Assessment of three methods to train deep learning models with hybrid data in the context of forging processes

  • Pasquelin, Marius (LCFC Arts et Metiers Sciences et Technologie)
  • Durand, Camille (LCFC Arts et Metiers Sciences et Technologie)
  • Baudouin, Cyrille (LCFC Arts et Metiers Sciences et Technologie)
  • Bigot, Régis (LCFC Arts et Metiers Sciences et Technologie)
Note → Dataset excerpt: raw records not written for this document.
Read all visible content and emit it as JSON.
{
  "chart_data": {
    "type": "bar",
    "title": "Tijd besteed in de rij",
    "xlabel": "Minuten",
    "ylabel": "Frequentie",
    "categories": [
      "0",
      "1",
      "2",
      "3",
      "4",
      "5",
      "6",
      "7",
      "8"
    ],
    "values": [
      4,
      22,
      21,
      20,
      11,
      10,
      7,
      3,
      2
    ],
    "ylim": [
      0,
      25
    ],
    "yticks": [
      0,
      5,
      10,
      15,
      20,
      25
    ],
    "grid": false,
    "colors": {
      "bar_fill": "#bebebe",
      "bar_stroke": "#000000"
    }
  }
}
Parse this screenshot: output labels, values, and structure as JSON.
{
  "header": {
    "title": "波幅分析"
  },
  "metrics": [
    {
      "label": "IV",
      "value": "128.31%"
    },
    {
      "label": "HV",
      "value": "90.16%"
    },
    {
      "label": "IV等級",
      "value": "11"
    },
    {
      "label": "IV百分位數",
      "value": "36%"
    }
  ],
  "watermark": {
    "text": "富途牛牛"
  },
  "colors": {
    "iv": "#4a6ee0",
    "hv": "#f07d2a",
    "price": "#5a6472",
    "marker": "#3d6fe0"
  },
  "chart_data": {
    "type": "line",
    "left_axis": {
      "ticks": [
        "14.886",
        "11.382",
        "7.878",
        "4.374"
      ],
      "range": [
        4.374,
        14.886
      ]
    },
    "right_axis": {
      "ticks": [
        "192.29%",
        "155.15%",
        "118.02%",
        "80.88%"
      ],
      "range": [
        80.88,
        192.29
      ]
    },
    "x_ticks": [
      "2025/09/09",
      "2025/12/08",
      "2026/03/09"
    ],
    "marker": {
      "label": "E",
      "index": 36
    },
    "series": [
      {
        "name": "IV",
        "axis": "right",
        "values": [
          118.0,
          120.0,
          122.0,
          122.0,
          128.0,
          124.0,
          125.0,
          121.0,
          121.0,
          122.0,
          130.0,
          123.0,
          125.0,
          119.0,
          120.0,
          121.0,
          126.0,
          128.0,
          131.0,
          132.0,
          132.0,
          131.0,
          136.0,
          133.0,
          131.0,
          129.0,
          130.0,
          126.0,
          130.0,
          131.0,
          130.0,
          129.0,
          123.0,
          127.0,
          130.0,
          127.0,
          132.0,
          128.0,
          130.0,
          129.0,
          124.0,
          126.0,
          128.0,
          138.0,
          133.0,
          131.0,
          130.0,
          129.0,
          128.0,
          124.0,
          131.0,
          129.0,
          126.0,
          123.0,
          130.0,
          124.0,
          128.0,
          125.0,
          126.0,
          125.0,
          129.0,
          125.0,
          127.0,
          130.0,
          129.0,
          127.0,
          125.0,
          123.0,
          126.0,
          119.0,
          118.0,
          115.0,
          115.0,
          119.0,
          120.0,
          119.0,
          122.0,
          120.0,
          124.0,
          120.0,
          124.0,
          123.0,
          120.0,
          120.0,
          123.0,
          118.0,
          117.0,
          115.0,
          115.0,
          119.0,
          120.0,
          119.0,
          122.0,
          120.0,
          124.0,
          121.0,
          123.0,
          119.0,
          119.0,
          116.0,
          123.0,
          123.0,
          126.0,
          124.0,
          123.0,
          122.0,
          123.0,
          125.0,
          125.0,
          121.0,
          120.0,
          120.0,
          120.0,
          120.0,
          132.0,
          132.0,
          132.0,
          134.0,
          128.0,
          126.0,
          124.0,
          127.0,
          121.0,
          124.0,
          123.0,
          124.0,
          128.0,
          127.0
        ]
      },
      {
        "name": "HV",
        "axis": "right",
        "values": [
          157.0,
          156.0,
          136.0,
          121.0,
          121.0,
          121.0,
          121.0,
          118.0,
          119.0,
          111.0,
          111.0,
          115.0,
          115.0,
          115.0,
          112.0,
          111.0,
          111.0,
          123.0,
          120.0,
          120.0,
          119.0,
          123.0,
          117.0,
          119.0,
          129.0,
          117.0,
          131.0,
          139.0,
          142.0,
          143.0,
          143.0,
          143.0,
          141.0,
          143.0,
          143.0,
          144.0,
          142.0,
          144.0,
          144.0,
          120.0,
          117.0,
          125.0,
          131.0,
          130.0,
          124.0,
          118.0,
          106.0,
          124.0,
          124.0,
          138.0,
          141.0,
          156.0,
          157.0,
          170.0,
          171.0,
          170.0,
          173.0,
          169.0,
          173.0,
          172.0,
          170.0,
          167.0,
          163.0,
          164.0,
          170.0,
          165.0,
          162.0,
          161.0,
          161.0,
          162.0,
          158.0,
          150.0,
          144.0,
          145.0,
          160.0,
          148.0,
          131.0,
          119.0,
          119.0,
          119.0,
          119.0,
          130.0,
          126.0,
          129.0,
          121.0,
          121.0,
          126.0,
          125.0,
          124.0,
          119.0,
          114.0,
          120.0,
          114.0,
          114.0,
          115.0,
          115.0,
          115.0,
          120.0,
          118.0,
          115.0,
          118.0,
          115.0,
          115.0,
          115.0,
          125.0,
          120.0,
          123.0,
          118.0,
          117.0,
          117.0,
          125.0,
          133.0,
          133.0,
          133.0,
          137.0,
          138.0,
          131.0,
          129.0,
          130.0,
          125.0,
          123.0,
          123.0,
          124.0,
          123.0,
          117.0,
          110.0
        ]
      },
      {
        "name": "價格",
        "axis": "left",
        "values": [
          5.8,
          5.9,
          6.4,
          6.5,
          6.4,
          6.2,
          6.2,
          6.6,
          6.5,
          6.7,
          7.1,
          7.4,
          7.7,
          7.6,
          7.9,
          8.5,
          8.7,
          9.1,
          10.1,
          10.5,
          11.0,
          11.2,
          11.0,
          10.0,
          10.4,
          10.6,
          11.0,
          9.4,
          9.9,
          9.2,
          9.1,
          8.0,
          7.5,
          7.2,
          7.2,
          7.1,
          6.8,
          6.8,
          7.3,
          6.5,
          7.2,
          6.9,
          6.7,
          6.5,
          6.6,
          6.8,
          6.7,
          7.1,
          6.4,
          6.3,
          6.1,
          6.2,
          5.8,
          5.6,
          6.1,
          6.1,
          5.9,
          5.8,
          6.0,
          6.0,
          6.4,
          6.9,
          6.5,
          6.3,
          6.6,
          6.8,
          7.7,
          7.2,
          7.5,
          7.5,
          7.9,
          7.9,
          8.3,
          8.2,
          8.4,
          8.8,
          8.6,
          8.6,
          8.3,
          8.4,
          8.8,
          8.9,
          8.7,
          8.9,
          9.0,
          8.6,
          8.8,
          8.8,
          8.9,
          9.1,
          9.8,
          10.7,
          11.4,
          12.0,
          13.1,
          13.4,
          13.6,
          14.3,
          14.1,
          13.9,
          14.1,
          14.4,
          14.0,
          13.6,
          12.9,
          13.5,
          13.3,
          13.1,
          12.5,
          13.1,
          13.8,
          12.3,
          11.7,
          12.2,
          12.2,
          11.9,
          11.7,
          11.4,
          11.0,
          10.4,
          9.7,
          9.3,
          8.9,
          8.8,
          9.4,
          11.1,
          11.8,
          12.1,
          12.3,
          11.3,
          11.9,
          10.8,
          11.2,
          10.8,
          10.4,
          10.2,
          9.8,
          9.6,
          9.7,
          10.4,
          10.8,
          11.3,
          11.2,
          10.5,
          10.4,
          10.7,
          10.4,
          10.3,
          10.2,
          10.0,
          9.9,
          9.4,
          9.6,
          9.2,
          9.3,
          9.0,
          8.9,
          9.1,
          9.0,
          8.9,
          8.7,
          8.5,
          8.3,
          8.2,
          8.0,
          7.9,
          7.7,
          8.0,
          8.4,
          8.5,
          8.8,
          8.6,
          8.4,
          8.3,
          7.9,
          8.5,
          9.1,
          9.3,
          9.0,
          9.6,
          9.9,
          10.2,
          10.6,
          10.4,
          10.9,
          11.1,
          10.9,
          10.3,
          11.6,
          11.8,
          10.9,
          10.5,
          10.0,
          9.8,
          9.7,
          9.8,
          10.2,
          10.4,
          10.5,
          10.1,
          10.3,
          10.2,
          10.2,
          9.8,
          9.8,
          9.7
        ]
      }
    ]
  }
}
Please login to view abstract download link

The development of surrogate models based on deep learning techniques makes it possible to design models that are both accurate and computationally efficient. Such models can be leveraged in forging processes, where instrumentation is often challenging due to harsh operating conditions (high temperatures, high strain rates, vibrations), and could provide real-time feedback to the operator during processing. A pipeline relying on hybrid training data—combining synthetic data generated from finite element (FE) simulations and experimental data from measurements—is proposed. Three approaches enabling such hybrid training are examined in this study: transfer learning, residual learning, and Model Agnostic Meta Learning (MAML). Their ability to transfer knowledge from one or several initial datasets—rich but biased—toward a target dataset that is sparse in data is assessed. Particular attention is given to the performance of each method as a function of the amount of available target data. In this work, the so-called experimental data are generated using FE simulations in order to evaluate model performance. Having full control over these “experimental” data makes it possible to quantify the impact of potential sensor failures by adding noise, as well as to determine the amount of data required to achieve satisfactory training. The models employed are Multi Layer Perceptrons trained using a Mean Squared Error (MSE) loss function, while the Mean Absolute Percentage Error (MAPE) is used as the evaluation metric. The preliminary results indicate that transfer learning and MAML clearly outperform the other approaches in low data regimes, with performance differences between the methods diminishing as the size of the target dataset increases.